Les auteurs ont analysé le nombre total de proies, celui de mammifères et celui d'oiseaux, et ont construit un modèle statistique permettant de calculer l'effet de chaque intervention au regard de la période pré-intervention d'une part, et du groupe témoin d'autre part. Il y a ainsi (voir l'image principale) :

  • Les intervention qui réduisent significativement ne nombre de proies ramenées par chat : l'aliment humide à forte teneur protéique (-36 %, p<0,001) et les séquences quotidiennes de jeu (-25 %, p=0,016).
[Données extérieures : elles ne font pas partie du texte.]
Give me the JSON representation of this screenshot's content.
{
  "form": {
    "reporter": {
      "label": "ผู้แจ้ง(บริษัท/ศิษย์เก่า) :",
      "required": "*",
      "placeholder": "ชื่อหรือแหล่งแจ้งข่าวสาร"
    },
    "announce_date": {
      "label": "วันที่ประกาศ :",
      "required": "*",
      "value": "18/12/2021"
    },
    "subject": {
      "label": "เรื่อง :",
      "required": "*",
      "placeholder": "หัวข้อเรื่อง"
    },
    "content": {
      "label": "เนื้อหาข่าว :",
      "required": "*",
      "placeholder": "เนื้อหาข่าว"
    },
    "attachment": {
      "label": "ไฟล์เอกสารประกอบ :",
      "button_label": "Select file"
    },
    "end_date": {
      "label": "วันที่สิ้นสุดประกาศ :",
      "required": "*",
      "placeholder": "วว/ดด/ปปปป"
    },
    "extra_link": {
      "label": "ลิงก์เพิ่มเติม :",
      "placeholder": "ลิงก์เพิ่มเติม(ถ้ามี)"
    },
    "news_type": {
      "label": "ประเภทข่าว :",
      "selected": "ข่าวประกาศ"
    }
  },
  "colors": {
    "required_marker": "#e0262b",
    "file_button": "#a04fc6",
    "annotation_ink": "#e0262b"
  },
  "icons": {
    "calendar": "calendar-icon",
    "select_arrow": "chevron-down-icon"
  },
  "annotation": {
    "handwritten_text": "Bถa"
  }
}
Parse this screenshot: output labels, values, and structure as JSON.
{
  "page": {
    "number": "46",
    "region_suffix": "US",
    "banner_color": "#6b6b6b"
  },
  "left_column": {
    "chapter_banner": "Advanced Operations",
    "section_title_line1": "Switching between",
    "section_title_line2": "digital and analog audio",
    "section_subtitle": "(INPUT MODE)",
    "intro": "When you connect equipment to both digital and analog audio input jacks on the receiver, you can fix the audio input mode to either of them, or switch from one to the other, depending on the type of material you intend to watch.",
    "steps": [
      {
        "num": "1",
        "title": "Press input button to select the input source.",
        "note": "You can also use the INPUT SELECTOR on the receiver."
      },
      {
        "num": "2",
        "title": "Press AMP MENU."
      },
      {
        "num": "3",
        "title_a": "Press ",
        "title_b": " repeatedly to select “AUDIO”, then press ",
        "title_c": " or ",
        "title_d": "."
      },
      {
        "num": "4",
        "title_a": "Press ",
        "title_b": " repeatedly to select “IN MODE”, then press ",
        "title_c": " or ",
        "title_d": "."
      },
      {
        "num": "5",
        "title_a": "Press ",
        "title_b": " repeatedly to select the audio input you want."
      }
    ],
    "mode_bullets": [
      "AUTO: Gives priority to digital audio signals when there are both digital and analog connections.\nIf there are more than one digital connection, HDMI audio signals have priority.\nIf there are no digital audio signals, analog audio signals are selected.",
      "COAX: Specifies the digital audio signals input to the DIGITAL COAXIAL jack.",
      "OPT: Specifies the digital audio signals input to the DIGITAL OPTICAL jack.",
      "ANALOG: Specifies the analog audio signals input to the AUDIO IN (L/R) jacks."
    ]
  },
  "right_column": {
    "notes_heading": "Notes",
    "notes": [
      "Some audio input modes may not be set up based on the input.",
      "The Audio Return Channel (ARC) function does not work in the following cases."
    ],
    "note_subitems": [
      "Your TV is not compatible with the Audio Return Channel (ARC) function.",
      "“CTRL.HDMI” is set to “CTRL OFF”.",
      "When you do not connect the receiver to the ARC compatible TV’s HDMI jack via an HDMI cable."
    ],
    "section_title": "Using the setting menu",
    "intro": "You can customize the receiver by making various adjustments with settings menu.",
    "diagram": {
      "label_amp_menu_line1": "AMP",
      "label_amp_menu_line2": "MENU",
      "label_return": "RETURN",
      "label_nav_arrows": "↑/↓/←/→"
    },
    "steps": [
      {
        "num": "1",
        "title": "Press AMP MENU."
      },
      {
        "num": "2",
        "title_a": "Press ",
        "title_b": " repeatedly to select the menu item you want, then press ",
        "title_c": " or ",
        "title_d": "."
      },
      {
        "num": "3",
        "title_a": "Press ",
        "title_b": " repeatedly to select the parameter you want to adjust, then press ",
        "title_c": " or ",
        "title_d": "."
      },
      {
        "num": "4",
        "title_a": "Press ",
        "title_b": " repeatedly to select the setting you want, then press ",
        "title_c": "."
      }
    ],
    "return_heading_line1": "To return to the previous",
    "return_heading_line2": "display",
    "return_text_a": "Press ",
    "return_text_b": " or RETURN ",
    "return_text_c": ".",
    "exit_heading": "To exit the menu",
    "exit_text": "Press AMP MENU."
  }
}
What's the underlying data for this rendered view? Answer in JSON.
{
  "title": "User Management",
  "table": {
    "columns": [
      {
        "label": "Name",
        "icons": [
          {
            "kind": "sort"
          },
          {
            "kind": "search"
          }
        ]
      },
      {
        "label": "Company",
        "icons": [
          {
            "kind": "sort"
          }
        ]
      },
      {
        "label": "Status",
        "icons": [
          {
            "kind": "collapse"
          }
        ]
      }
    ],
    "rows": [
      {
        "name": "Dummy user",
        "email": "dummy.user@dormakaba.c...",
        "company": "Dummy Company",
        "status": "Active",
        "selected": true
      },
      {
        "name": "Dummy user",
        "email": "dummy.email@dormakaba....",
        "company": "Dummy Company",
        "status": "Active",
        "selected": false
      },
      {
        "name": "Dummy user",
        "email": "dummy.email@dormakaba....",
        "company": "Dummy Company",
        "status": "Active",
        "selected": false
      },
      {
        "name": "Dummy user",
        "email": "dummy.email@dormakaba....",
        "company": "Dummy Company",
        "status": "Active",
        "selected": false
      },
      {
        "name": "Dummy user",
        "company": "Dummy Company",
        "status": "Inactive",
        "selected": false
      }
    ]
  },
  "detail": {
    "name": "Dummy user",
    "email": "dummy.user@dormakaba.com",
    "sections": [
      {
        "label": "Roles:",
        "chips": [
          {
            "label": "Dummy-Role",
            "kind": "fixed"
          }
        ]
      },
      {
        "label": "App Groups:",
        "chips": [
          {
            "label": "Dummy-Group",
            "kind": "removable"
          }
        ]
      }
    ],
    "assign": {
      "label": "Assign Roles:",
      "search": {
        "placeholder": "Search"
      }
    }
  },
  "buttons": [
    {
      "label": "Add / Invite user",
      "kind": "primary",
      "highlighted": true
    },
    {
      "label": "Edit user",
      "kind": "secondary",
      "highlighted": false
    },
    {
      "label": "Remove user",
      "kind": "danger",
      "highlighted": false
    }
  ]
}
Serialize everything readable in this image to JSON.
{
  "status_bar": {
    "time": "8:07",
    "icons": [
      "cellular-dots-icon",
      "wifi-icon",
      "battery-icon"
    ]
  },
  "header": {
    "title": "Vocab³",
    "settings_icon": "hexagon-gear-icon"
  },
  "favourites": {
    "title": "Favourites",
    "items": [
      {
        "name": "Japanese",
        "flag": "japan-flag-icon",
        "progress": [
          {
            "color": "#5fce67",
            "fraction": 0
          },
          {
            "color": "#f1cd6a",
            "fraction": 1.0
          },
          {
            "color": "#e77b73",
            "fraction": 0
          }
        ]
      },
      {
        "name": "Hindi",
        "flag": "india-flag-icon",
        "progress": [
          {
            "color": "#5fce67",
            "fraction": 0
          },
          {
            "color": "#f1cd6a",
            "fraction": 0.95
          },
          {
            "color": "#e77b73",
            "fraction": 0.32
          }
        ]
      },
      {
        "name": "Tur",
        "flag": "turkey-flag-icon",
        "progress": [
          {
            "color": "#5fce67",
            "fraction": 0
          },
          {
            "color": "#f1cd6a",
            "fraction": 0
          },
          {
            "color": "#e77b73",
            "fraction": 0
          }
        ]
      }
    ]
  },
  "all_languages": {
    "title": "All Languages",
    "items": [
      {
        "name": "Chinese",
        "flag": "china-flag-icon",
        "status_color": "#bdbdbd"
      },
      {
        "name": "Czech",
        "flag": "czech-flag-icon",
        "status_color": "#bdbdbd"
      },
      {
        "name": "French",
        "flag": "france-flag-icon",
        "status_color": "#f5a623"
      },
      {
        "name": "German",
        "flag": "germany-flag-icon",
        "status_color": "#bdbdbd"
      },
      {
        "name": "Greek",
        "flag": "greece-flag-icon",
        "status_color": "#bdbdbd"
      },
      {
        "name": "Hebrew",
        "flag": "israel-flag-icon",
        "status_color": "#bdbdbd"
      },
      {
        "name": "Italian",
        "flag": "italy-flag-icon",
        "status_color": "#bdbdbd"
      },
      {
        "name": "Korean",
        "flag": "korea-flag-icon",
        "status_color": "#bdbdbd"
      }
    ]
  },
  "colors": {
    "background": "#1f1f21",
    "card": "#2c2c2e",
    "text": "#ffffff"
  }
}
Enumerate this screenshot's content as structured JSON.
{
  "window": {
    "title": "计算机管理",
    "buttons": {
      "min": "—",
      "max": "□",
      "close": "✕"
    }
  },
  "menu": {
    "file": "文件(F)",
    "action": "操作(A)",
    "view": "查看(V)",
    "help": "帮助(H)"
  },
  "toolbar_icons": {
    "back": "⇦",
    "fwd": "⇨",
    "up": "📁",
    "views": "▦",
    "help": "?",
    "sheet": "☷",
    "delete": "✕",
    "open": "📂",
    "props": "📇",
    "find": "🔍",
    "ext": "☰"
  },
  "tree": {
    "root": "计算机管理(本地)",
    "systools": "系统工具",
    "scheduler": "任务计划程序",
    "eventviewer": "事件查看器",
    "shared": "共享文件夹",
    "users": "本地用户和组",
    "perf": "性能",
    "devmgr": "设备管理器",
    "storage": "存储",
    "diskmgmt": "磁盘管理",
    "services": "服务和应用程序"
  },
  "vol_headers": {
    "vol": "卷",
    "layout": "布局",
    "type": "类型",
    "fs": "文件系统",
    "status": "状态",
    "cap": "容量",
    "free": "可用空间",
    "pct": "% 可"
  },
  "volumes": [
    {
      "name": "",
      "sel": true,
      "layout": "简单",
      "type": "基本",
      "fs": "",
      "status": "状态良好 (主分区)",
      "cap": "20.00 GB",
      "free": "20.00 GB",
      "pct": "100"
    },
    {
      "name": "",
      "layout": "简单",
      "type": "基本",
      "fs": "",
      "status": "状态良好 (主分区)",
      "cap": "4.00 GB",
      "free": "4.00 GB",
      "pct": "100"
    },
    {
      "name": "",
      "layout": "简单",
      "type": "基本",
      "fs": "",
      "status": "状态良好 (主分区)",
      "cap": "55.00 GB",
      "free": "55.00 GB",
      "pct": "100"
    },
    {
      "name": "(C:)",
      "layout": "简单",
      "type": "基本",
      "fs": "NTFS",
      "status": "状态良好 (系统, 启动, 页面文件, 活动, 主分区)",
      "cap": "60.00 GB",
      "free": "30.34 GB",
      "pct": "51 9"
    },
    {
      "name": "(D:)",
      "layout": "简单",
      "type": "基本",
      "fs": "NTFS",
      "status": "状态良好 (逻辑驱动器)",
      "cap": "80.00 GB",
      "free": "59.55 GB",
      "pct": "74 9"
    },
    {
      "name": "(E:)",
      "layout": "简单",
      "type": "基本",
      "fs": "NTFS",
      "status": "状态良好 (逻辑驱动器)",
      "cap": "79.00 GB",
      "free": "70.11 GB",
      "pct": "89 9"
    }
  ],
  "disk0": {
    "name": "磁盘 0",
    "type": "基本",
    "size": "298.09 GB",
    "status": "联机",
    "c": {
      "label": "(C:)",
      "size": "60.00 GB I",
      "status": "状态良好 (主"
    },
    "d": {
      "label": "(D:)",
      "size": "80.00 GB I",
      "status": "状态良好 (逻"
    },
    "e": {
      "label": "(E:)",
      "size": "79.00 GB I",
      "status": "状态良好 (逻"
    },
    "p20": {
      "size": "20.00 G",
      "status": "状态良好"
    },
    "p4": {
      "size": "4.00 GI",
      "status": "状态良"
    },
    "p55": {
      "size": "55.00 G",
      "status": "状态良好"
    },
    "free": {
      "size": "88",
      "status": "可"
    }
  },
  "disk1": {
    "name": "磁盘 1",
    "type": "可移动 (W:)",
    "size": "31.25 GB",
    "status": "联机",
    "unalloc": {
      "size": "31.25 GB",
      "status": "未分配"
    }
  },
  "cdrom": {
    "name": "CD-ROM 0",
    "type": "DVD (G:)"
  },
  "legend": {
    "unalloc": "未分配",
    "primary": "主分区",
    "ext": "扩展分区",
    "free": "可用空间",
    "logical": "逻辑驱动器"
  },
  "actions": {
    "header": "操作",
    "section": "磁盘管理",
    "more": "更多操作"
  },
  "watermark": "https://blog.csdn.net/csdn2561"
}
L'aliment humide réduit à la fois la prédation sur les oiseaux (-44 %, p=0,047) et les mammifères (-33 %, p=0,002). Toutefois, le jeu n'a d'effet significatif que pour les mammifères (-35 %, p=0,002), pas sur les oiseaux.
  • Une intervention qui a un effet contre-intuitif : la balle à croquettes se traduit par une augmentation significative du nombre de proies par chat (+ 33 %, p=0,009), mais sur les mammifères, cet effet est encore plus marqué (+49 %, p=0,002).
  • Les interventions qui n'ont pas d'effet significatif sur la prédation dans son ensemble : le grelot et le collier BirdsBeSafe°. Toutefois, ce dernier a un effet significatif de réduction de la prédation d'oiseaux (-42 %, p=0,047), ce pour quoi il a d'ailleurs été mis au point.

Jouons un peu

Il reste que ces interventions n'ont, dans le meilleur des cas, qu'un effet de réduction de moitié de la prédation… Et que le ressenti des maîtres est sans relation avec la réalité des enregistrements : 53 % de ceux du groupe “grelot” indiquent à la fin de l'essai qu'ils continueront à équiper leur chat de cet objet (contre 21 % pour le collier BirdsBeSafe°, un tiers des participants signalant un inconfort pour leur chat). Ils sont en revanche 76 % du groupe “jeux” à déclarer souhaiter poursuivre cette interaction. L'efficacité de cette stratégie peut s'expliquer, selon les auteurs, parce que « la faim augmente à la fois le taux de prédation et la motivation à jouer ». Et les propriétaires ont probablement apprécié autant que leur animal cette interaction quotidienne. Pour la balle à croquettes, les propriétaires signalent un désintérêt rapide du chat pour ce dispositif, les auteurs pointant alors vers une possible « insuffisance d'entraînement » pendant la transition, et une “compensation” alimentaire par la prédation (les croquettes étaient exclusivement distribuées par ce dispositif). Pour l'alimentation humide, les auteurs précisent que cette réduction de prédation a été observée en dépit du signalement par la moitié des maîtres d'une appétence réduite de l'aliment. Au bilan, le jeu au quotidien paraît une mesure utile à la fois au plan comportemental… et de conservation. Il reste que seules ont été enregistrées les proies ramenées au domicile, pas celles consommées/abandonnées à l'extérieur. Des études antérieures ayant équipé les chats de caméras ont estimé qu'environ 1 proie sur 5 est ramenée au domicile…. Il n'est pas possible d'évaluer l'effet des stratégies testées ici sur cette facette de la prédation.